As depicted in Fig. 6, the influence of CW on HI is particularly significant for NO3 and F, while IR also exhibits a positive correlation with HI. However, the body weights of adults and children show a negative correlation with HI. Consequently, within the examined demographic, attenuating the levels of NO3 and F in the water emerges as the paramount approach to curtail non-carcinogenic health hazards. In Mahmood et al.’s (2019) research, an assessment of non-carcinogenic health risks associated with Cr was conducted. CW and IR emerged as the most significant variables influencing the results, with CW having the most pronounced impact. This study underscores the necessity of methodical risk evaluations through two primary channels of pollutant exposure: drinking water consumption and dermal contact. Yet, due to data limitations, we were unable to incorporate additional exposure sources (e.g., food intake and inhalation). This oversight could potentially underestimate the true risks for our examined population. For forthcoming inquiries, it is advisable to harness more inclusive datasets to amplify the precision of risk quantification pertaining to F and NO3 exposure.

Fig. 6
figure 6

Sensitivity analysis of non-carcinogen exposure NO3 for adults (a) and children (b) groups and F for adults (c) and children (d) groups

Implication for the groundwater fluoride and nitrate management

Groundwater resources are indispensable for urban potable supply and agricultural irrigation systems. Yet, anthropogenic activities, encompassing domestic wastewater discharge, application of fertilizers, over-irrigation, and industrial emissions, coupled with inherent geological processes, have imperiled its quality. Specifically, the prevalence of fluoride and nitrate compounds poses intricate challenges to groundwater stewardship. In order to achieve sustainable utilization of water resources, effective measures must be taken to restrict wastewater discharge and to carry out rational irrigation activities (Miller et al. 2022). Furthermore, instituting an exhaustive groundwater surveillance system, facilitating real-time monitoring of aquifer levels and qualitative indices, emerges as a cardinal instrument to obviate further qualitative degradation (Tracy et al. 2022).
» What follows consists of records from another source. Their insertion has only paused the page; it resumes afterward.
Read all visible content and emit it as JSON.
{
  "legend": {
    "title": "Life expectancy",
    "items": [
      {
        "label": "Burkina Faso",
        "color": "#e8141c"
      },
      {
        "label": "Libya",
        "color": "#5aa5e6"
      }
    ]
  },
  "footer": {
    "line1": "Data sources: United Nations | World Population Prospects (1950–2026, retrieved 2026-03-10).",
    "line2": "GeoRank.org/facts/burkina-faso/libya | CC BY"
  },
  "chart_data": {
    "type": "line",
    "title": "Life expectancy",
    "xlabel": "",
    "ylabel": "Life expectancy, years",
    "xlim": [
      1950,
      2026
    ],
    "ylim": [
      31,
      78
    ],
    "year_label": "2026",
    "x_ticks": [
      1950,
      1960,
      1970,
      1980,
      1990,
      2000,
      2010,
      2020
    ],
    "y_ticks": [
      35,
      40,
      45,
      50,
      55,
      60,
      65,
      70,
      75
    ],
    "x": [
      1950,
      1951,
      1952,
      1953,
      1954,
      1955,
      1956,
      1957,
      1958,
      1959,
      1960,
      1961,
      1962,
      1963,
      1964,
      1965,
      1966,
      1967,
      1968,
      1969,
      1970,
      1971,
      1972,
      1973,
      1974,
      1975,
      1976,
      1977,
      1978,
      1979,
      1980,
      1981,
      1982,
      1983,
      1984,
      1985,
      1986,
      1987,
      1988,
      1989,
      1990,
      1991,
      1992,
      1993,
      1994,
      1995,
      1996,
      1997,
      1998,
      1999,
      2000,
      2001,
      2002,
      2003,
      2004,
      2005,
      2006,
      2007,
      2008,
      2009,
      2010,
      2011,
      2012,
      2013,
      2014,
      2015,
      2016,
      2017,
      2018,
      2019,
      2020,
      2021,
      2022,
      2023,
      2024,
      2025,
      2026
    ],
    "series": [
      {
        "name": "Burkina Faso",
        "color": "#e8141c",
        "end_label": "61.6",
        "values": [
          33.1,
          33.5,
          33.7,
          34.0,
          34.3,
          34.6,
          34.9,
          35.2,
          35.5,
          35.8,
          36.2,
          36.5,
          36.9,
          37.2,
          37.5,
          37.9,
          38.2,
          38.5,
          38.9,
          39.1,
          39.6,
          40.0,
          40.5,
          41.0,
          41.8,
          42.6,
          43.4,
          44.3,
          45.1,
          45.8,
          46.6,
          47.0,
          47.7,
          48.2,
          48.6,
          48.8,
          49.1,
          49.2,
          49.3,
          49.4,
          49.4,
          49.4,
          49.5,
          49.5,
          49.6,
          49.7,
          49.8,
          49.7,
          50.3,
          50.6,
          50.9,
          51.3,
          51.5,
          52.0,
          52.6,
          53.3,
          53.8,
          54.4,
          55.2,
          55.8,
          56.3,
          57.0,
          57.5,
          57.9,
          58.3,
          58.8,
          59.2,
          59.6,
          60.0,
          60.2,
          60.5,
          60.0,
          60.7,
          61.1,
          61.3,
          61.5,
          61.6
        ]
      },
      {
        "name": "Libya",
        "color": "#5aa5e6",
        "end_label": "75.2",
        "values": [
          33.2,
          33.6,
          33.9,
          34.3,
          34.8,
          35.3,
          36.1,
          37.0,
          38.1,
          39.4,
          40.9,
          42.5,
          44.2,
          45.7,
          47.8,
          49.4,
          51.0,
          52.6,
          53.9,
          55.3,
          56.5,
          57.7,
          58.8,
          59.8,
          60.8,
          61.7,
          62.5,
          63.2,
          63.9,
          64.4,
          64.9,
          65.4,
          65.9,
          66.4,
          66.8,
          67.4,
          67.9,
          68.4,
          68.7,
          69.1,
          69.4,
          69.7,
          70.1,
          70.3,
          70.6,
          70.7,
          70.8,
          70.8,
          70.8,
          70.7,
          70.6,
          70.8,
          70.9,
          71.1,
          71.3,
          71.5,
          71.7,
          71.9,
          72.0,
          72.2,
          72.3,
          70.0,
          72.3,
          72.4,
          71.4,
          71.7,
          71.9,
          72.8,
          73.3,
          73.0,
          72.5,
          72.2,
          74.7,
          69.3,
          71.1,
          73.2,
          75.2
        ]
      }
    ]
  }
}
At a societal echelon, augmenting the cognizance of the populace regarding sagacious irrigation protocols and the quintessence of groundwater resources is paramount for the holistic preservation and sustainable harnessing of subterranean water reserves.

Conclusions

This study integrates health risk assessment, groundwater chemical characterization, and comprehensive water quality evaluation to reveal the current state and primary influencing factors of groundwater quality within the study area. The findings indicate that the groundwater generally exhibits a slightly alkaline pH, with significant exceedances of sulfate, fluoride, and manganese concentrations, notably pointing to point source pollution issues for potassium, fluoride, and manganese. Water quality index (WQI) analysis suggests that while a majority of the monitoring sites exhibit good water quality, attention is warranted for water quality management in the northern and southern fringe areas of the study zone. Through positive matrix factorization (PMF) analysis, four principal pollution contributing factors were identified: primary geological and industrial activity factor, leaching-enrichment factor, mine wastewater factor, and primary geological and agricultural activity factor. These reflect that geological background and human activities predominantly influence the groundwater quality in the area. Health risk assessments indicate that fluoride poses a greater health risk than nitrate, with children being more vulnerable to these health risks than adults. Reducing the concentration of pollutants in groundwater appears to be the most effective method to mitigate non-carcinogenic health hazards, aligning with the outcomes of the sensitivity analysis. Consequently, it is imperative for relevant authorities to take immediate and effective actions to control groundwater pollution to safeguard the local population’s health.